バークレー便り
先日、大阪で開催された神経疾患のセミナーに参加してきました!
神経疾患セミナー
■日時:8月22日(火)、23日(水)、24日(木)
■会場:大阪
■内容
講師のDr.Bentleyはパデュー大学獣医学部の神経病学/神経外科学の教授で、脳神経外科手術のエキスパートです。今回のセミナーでは、Dr.Bentleyの真骨頂ともいえる脳外科手術・頭部MR検査・水頭症治療を中心に、術後管理まで含めた神経外科の包括的な講義をしていただきました。
<1日目>
MRIによる脳腫瘍の種類別鑑別
髄膜腫、神経膠腫およびその他の主な脳腫瘍のMRI診断について概説していただきました。
脳腫瘍手術1-アプローチと縫合
脳への最も一般的なアプローチには経前頭開頭術や吻側テント開頭術/頭蓋骨切除術が含まれます。その他のアプローチとしては、経テント頭蓋骨切除術と後頭下骨切除開頭術があります。これら4つのアプローチについて手術動画を用いながら、関連する解剖学的構造物と手術手技の説明していただきました。
<2日目>
脳腫瘍手術2-手術手技
髄膜腫と神経膠腫を摘出する手術手技をご紹介していただきました。
下垂体切除
最も一般的な下垂体腫瘍は、犬では下垂体依存性副腎皮質機能亢進症、猫では末端肥大症を引き起こします。
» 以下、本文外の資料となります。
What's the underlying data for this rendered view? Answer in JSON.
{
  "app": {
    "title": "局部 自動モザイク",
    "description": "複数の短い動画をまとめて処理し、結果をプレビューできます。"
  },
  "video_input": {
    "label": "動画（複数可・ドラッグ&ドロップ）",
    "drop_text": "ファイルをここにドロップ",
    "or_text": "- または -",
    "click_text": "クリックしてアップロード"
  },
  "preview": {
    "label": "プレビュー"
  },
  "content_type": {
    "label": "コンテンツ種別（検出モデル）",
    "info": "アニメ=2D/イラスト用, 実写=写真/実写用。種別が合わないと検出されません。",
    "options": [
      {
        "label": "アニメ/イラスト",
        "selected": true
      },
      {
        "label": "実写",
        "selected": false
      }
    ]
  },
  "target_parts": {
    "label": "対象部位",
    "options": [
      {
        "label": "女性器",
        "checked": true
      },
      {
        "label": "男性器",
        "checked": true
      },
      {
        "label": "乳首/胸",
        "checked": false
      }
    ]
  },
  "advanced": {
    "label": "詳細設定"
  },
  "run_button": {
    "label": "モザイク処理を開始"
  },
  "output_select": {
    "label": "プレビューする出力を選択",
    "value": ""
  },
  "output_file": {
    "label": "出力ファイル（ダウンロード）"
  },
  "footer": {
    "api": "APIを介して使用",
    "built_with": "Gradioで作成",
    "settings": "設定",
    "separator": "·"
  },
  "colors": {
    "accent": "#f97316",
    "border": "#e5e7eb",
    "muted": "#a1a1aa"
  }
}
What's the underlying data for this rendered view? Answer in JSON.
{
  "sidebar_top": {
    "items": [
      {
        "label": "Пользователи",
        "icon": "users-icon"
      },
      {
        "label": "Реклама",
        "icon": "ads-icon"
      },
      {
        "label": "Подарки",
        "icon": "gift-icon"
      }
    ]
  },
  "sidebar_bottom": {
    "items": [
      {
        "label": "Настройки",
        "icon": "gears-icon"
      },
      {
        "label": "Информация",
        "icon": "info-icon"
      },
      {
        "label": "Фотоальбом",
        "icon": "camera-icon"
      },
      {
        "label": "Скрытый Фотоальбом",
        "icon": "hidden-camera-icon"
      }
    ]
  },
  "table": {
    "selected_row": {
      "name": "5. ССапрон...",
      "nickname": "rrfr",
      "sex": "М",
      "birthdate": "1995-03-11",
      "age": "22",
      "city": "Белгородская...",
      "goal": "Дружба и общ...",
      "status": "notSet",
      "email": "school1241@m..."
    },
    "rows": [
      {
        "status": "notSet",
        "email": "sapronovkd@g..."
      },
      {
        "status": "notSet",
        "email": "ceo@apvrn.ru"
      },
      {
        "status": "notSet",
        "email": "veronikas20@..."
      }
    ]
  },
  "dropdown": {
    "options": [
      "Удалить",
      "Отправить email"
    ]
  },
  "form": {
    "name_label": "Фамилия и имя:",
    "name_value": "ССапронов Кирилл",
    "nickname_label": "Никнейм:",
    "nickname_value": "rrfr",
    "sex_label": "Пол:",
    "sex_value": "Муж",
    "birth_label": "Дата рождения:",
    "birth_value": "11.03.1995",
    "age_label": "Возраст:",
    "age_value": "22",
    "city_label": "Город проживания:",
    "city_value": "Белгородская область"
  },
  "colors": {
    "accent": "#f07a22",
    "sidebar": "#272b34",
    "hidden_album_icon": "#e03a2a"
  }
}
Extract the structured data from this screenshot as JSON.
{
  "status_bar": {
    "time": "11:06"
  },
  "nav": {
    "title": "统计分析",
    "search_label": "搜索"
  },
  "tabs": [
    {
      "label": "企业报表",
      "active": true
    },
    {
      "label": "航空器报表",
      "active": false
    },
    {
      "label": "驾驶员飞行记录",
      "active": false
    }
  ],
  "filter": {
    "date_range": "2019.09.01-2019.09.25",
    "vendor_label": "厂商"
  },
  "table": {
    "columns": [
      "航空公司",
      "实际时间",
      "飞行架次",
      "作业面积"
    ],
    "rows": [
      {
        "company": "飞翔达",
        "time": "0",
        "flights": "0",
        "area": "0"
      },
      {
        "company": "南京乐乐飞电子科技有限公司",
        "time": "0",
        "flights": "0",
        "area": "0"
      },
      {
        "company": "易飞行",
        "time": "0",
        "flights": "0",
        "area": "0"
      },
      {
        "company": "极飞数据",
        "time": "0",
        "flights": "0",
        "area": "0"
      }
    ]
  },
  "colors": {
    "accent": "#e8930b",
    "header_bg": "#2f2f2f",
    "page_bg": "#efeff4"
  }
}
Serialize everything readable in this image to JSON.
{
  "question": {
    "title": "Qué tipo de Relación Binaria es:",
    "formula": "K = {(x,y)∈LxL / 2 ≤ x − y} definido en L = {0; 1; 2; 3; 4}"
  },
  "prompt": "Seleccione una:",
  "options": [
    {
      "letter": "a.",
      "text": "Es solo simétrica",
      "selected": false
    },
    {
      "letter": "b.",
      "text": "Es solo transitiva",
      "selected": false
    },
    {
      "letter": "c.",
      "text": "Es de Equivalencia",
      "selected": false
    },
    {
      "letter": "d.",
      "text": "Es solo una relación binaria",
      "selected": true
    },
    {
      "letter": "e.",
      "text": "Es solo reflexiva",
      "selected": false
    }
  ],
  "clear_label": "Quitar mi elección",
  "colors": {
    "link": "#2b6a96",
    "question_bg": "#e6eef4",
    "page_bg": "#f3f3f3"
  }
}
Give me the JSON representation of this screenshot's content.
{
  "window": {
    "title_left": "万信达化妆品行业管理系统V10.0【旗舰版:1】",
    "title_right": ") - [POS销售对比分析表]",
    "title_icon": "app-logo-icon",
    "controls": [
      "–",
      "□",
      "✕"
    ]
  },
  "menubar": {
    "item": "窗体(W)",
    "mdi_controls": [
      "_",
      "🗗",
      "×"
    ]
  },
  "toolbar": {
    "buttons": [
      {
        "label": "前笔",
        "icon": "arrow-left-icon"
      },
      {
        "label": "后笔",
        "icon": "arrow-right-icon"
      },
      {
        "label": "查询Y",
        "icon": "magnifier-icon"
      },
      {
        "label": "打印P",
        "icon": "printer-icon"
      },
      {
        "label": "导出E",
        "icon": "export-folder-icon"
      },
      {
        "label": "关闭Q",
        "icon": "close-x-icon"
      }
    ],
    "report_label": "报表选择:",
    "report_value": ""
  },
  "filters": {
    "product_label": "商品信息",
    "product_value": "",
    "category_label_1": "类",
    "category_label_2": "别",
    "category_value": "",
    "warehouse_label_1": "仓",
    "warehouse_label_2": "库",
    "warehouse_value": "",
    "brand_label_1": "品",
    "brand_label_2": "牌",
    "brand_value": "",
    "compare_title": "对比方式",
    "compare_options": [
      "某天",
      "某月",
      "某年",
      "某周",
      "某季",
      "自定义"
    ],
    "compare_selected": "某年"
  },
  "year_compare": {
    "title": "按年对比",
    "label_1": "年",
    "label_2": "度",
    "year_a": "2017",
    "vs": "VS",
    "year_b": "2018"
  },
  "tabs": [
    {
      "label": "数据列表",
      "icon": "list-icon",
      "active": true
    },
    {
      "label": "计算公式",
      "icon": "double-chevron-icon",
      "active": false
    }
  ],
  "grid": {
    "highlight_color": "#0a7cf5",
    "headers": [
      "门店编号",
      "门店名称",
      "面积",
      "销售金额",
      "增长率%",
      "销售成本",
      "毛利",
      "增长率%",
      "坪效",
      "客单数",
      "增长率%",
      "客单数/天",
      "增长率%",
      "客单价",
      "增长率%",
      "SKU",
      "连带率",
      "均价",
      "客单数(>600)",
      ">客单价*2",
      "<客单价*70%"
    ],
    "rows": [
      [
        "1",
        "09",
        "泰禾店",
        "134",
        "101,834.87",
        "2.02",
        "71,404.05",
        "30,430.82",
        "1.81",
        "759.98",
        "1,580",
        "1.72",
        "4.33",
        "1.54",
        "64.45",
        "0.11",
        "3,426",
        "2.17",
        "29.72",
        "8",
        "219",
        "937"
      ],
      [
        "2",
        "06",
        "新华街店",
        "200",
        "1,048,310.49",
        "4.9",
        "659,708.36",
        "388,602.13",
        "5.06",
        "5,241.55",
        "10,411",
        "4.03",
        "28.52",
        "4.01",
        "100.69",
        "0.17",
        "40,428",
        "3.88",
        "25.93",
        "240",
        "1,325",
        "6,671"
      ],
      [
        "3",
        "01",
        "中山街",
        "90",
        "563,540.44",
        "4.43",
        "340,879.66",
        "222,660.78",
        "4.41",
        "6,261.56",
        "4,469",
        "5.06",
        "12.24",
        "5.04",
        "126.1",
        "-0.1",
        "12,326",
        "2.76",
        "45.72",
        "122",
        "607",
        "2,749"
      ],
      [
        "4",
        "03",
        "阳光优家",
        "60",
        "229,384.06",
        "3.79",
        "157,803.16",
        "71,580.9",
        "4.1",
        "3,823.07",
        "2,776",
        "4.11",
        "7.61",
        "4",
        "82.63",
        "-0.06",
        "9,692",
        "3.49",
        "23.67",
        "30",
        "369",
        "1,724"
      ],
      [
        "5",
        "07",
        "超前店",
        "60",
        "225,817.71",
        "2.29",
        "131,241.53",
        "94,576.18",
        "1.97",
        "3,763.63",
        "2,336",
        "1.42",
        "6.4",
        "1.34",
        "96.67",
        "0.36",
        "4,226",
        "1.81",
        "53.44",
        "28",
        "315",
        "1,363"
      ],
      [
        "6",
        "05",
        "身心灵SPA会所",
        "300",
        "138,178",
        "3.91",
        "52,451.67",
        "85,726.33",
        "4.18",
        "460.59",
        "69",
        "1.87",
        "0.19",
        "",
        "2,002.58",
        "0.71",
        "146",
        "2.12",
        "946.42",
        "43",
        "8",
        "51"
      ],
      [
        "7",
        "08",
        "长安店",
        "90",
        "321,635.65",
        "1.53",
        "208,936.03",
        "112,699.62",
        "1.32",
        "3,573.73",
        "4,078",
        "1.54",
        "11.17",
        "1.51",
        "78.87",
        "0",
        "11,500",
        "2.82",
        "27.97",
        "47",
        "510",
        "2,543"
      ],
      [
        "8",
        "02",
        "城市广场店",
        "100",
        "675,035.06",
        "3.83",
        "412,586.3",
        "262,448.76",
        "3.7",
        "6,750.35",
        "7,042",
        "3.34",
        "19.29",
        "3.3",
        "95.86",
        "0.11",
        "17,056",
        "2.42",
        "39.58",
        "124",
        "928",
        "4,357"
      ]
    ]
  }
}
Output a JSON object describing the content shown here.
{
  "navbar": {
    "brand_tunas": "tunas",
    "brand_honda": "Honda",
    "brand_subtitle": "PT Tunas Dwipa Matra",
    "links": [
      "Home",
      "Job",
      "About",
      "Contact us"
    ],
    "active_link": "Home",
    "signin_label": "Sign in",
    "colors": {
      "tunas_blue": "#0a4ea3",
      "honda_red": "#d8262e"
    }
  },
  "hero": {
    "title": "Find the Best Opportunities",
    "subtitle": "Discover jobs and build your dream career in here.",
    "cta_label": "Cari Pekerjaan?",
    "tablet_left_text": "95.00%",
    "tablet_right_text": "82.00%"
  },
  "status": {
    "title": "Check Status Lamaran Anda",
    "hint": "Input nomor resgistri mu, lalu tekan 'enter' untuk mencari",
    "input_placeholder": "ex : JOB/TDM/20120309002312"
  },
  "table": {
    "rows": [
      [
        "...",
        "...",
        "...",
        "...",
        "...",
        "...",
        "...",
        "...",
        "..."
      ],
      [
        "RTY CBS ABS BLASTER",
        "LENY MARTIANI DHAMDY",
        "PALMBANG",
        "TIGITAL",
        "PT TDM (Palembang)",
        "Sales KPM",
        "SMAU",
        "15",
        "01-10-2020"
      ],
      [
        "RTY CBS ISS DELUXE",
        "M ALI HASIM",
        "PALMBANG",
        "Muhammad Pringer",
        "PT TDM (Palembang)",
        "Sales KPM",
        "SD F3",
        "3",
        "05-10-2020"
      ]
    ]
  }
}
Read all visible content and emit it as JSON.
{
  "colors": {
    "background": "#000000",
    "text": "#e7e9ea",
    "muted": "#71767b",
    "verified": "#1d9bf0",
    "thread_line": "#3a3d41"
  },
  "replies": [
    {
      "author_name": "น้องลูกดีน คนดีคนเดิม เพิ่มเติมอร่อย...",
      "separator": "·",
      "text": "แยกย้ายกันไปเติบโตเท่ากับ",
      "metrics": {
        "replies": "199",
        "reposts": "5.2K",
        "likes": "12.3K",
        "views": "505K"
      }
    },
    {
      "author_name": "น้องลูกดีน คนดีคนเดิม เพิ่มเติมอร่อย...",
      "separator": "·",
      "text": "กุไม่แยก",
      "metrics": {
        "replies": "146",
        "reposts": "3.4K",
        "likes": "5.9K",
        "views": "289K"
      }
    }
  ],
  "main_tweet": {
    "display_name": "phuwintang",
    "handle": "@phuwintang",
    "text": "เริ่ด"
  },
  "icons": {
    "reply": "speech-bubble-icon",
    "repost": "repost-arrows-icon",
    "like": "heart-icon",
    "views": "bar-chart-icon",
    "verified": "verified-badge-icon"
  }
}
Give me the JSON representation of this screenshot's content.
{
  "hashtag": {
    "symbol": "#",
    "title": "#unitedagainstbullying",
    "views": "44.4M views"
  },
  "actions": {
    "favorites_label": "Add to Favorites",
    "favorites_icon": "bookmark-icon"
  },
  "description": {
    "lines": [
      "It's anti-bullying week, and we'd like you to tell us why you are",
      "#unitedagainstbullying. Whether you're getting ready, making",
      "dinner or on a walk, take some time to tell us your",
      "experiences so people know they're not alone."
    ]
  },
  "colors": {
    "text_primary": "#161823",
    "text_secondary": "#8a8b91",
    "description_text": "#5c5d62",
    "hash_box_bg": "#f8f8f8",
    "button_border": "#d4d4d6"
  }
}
経蝶形骨下垂体切除術症例の術前、術中、術後管理について包括的に概説していただきました。
水頭症に対する新しいVPシャントの開発
様々な水頭症のタイプについて概説していただきました。
<3日目>
COMSにおける手術手技
尾側後頭骨形成不全症候群(COMS)に対する大後頭孔拡大術について、そしてメッシュを使用した頭蓋形成術を含む様々な手術手技と、その予後についてもお話しいただきました。
脊髄腫瘍の手術
脊髄腫瘍には硬膜外腫瘍(例:脊椎の骨肉腫、硬膜外リンパ腫)、硬膜内髄外腫瘍(例:髄膜腫)、髄内腫瘍(例:血管腫)があります。アプローチには背側椎弓切除術や片側椎弓切除術が含まれます。最もよく見る病変である硬膜外腫瘍においては、脊椎切除の最大許容範囲について椎弓切除後の瘢痕形成の予防方法と合せてお話しいただきました。
犬の脳神経外科患者の術前および術後の総合管理
頭蓋内手術では、ある程度の神経症状の増悪が予想されます。脳外科手術前の抗けいれん剤の予防投与や、術中(±術後)の抗生物質投与、適切な患者のモニタリング、そして誤嚥性肺炎を防ぐための然るべき対策など、周術期の管理についてお話しいただきました。
脳外科や神経疾患については、なかなか学ぶ機会が多くないため、非常にためになりました!
今回学んだことを飼い主様と動物たちに少しでも還元できるように今後も精進してまいります。